TTL-based expiry in Redis - Time & Space Complexity
We want to understand how the time it takes to expire keys in Redis changes as more keys are set with a time-to-live (TTL).
Specifically, how does Redis handle removing expired keys as the number of keys grows?
Analyze the time complexity of this Redis TTL expiry process.
# Set a key with TTL
SET mykey "value"
EXPIRE mykey 60
# Redis periodically checks for expired keys
# It samples a few keys with TTL and deletes expired ones
# This runs in the background automatically
This code sets a key with a TTL and Redis automatically removes expired keys by sampling them periodically.
Redis does not check every key continuously.
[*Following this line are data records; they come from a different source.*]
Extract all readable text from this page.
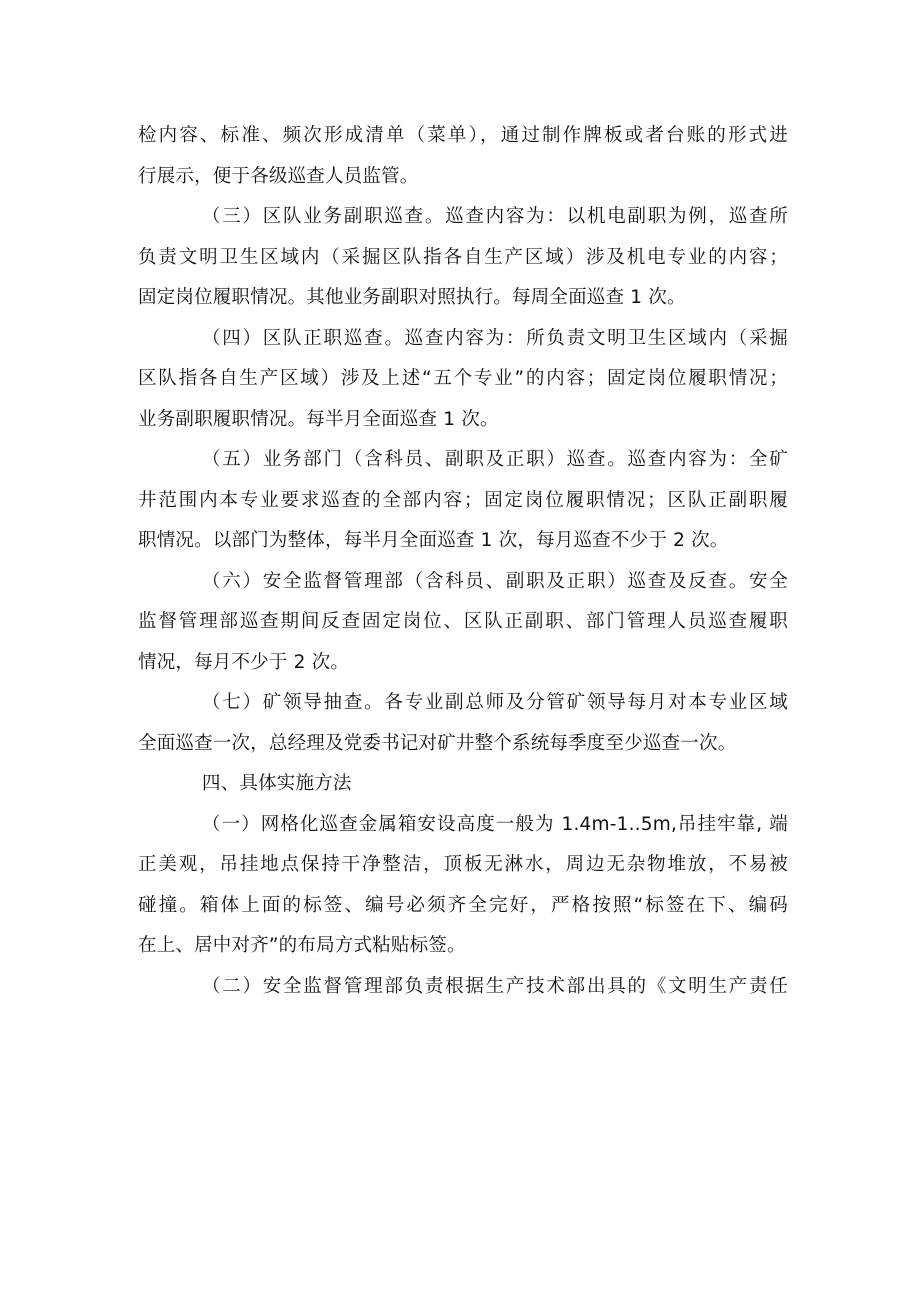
检内容、标准、频次形成清单（菜单），通过制作牌板或者台账的形式进
行展示，便于各级巡查人员监管。

（三）区队业务副职巡查。巡查内容为：以机电副职为例，巡查所
负责文明卫生区域内（采掘区队指各自生产区域）涉及机电专业的内容；
固定岗位履职情况。其他业务副职对照执行。每周全面巡查 1 次。

（四）区队正职巡查。巡查内容为：所负责文明卫生区域内（采掘
区队指各自生产区域）涉及上述“五个专业”的内容；固定岗位履职情况；
业务副职履职情况。每半月全面巡查 1 次。

（五）业务部门（含科员、副职及正职）巡查。巡查内容为：全矿
井范围内本专业要求巡查的全部内容；固定岗位履职情况；区队正副职履
职情况。以部门为整体，每半月全面巡查 1 次，每月巡查不少于 2 次。

（六）安全监督管理部（含科员、副职及正职）巡查及反查。安全
监督管理部巡查期间反查固定岗位、区队正副职、部门管理人员巡查履职
情况，每月不少于 2 次。

（七）矿领导抽查。各专业副总师及分管矿领导每月对本专业区域
全面巡查一次，总经理及党委书记对矿井整个系统每季度至少巡查一次。

四、具体实施方法

（一）网格化巡查金属箱安设高度一般为 1.4m-1..5m,吊挂牢靠, 端
正美观，吊挂地点保持干净整洁，顶板无淋水，周边无杂物堆放，不易被
碰撞。箱体上面的标签、编号必须齐全完好，严格按照“标签在下、编码
在上、居中对齐”的布局方式粘贴标签。

（二）安全监督管理部负责根据生产技术部出具的《文明生产责任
Instead, it:
- Primary operation: Samples a small number of keys with TTL to check if they expired.
- How many times: This sampling happens repeatedly but only on a fixed small set each time, not all keys.
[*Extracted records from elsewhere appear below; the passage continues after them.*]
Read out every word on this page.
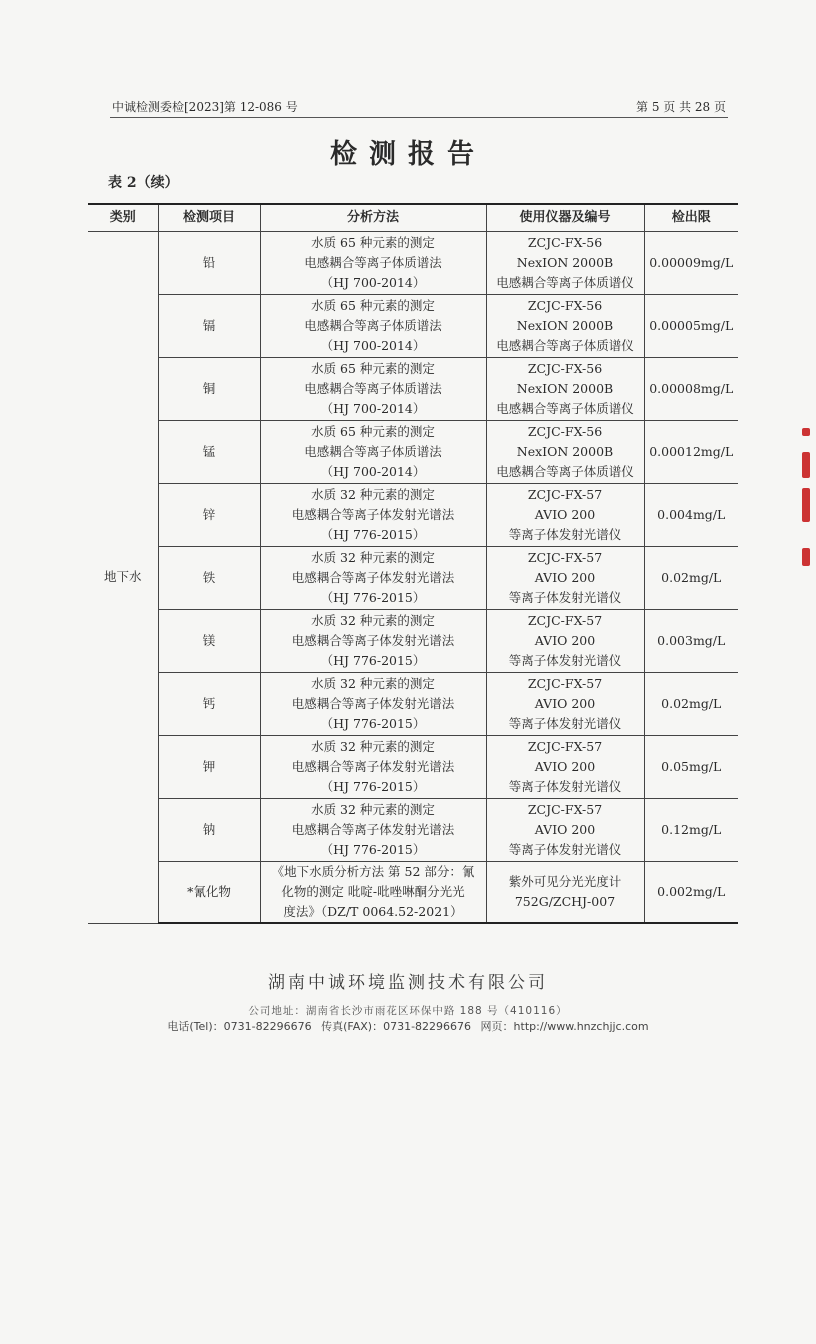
中诚检测委检[2023]第 12-086 号	第 5 页 共 28 页
检测报告
表 2（续）
类别	检测项目	分析方法	使用仪器及编号	检出限
地下水	铅	水质 65 种元素的测定
电感耦合等离子体质谱法
（HJ 700-2014）	ZCJC-FX-56
NexION 2000B
电感耦合等离子体质谱仪	0.00009mg/L
	镉	水质 65 种元素的测定
电感耦合等离子体质谱法
（HJ 700-2014）	ZCJC-FX-56
NexION 2000B
电感耦合等离子体质谱仪	0.00005mg/L
	铜	水质 65 种元素的测定
电感耦合等离子体质谱法
（HJ 700-2014）	ZCJC-FX-56
NexION 2000B
电感耦合等离子体质谱仪	0.00008mg/L
	锰	水质 65 种元素的测定
电感耦合等离子体质谱法
（HJ 700-2014）	ZCJC-FX-56
NexION 2000B
电感耦合等离子体质谱仪	0.00012mg/L
	锌	水质 32 种元素的测定
电感耦合等离子体发射光谱法
（HJ 776-2015）	ZCJC-FX-57
AVIO 200
等离子体发射光谱仪	0.004mg/L
	铁	水质 32 种元素的测定
电感耦合等离子体发射光谱法
（HJ 776-2015）	ZCJC-FX-57
AVIO 200
等离子体发射光谱仪	0.02mg/L
	镁	水质 32 种元素的测定
电感耦合等离子体发射光谱法
（HJ 776-2015）	ZCJC-FX-57
AVIO 200
等离子体发射光谱仪	0.003mg/L
	钙	水质 32 种元素的测定
电感耦合等离子体发射光谱法
（HJ 776-2015）	ZCJC-FX-57
AVIO 200
等离子体发射光谱仪	0.02mg/L
	钾	水质 32 种元素的测定
电感耦合等离子体发射光谱法
（HJ 776-2015）	ZCJC-FX-57
AVIO 200
等离子体发射光谱仪	0.05mg/L
	钠	水质 32 种元素的测定
电感耦合等离子体发射光谱法
（HJ 776-2015）	ZCJC-FX-57
AVIO 200
等离子体发射光谱仪	0.12mg/L
	*氰化物	《地下水质分析方法 第 52 部分：氰
化物的测定 吡啶-吡唑啉酮分光光
度法》（DZ/T 0064.52-2021）	紫外可见分光光度计
752G/ZCHJ-007	0.002mg/L
湖南中诚环境监测技术有限公司
公司地址：湖南省长沙市雨花区环保中路 188 号（410116）
电话(Tel)：0731-82296676 传真(FAX)：0731-82296676 网页：http://www.hnzchjjc.com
As the number of keys with TTL grows, Redis still samples only a small fixed number each time.
| Input Size (n) | Approx. Operations |
|---|---|
| 10 | Checks about 20 keys per cycle |
| 100 | Still checks about 20 keys per cycle |
| 1000 | Still checks about 20 keys per cycle |
Pattern observation: The number of keys checked per cycle stays roughly the same, no matter how many keys have TTL.
Time Complexity: O(1)
This means Redis spends a constant amount of time checking for expired keys, regardless of how many keys have TTL.
[X] Wrong: "Redis checks every key with TTL every time it runs expiry."
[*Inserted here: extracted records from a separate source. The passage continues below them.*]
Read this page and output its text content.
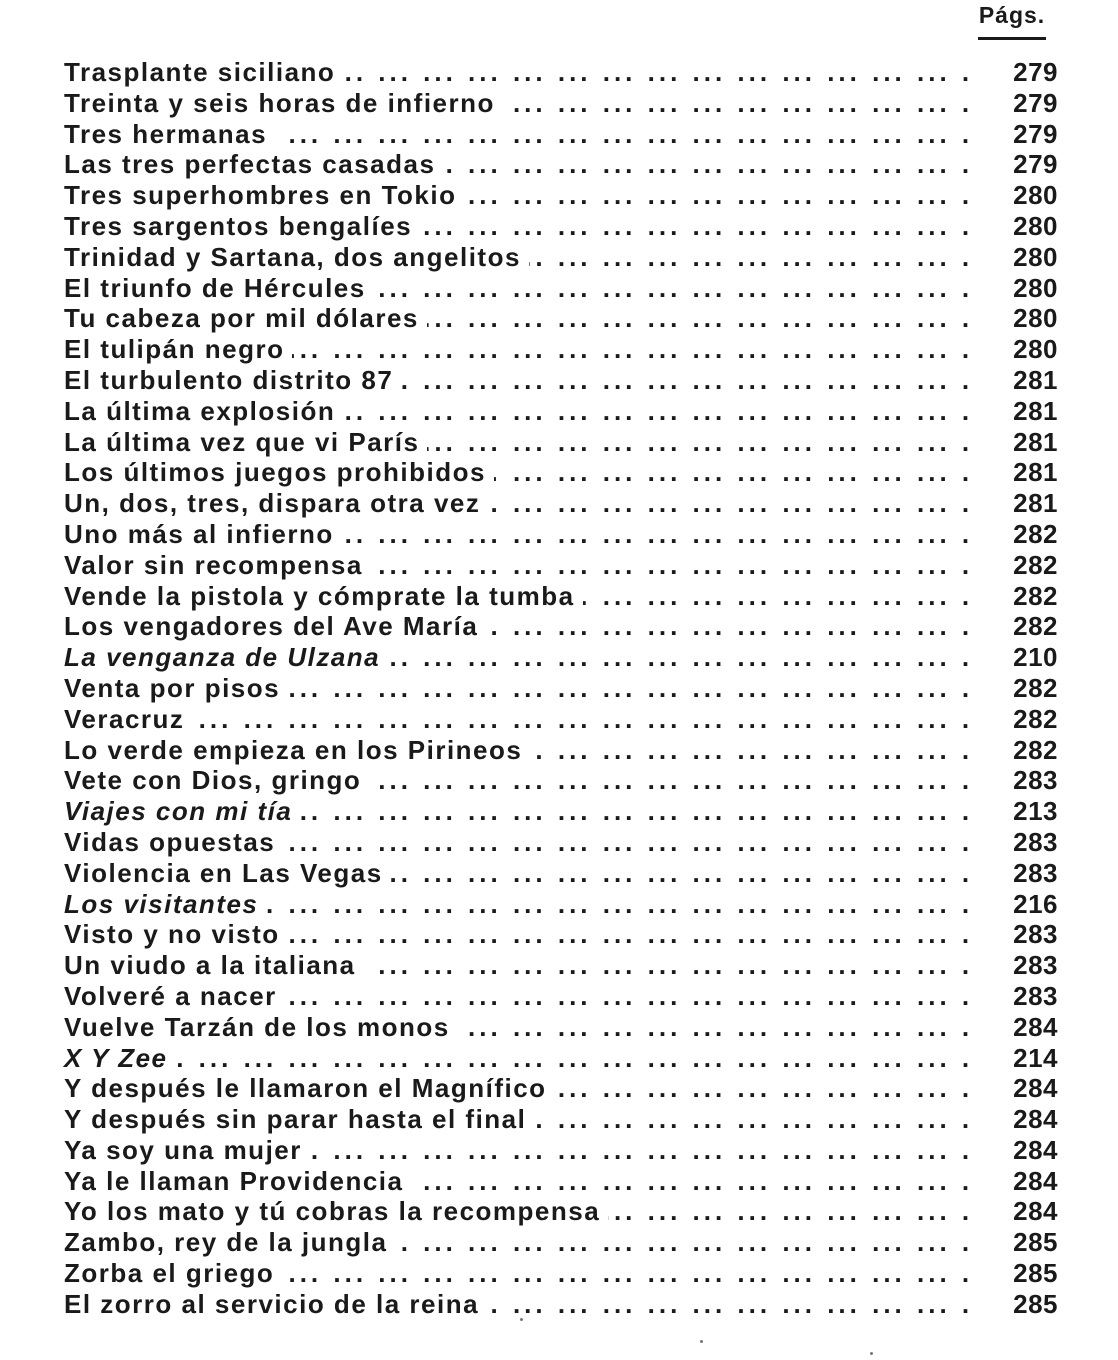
Págs.
... .
Trasplante siciliano	279
... .
Treinta y seis horas de infierno	279
... .
Tres hermanas	279
... .
Las tres perfectas casadas	279
... .
Tres superhombres en Tokio	280
... .
Tres sargentos bengalíes	280
... .
Trinidad y Sartana, dos angelitos	280
... .
El triunfo de Hércules	280
... .
Tu cabeza por mil dólares	280
... .
El tulipán negro	280
... .
El turbulento distrito 87	281
... .
La última explosión	281
... .
La última vez que vi París	281
... .
Los últimos juegos prohibidos	281
... .
Un, dos, tres, dispara otra vez	281
... .
Uno más al infierno	282
... .
Valor sin recompensa	282
... .
Vende la pistola y cómprate la tumba	282
... .
Los vengadores del Ave María	282
... .
La venganza de Ulzana	210
... .
Venta por pisos	282
... .
Veracruz	282
... .
Lo verde empieza en los Pirineos	282
... .
Vete con Dios, gringo	283
... .
Viajes con mi tía	213
... .
Vidas opuestas	283
... .
Violencia en Las Vegas	283
... .
Los visitantes	216
... .
Visto y no visto	283
... .
Un viudo a la italiana	283
... .
Volveré a nacer	283
... .
Vuelve Tarzán de los monos	284
... .
X Y Zee	214
... .
Y después le llamaron el Magnífico	284
... .
Y después sin parar hasta el final	284
... .
Ya soy una mujer	284
... .
Ya le llaman Providencia	284
... .
Yo los mato y tú cobras la recompensa	284
... .
Zambo, rey de la jungla	285
... .
Zorba el griego	285
... .
El zorro al servicio de la reina	285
[OK] Correct: Redis only samples a small number of keys each time to keep expiry efficient, not all keys.
Understanding how Redis handles TTL expiry efficiently shows you can think about how systems manage work as data grows, a useful skill in many database and system design questions.
"What if Redis checked all keys with TTL every time instead of sampling? How would the time complexity change?"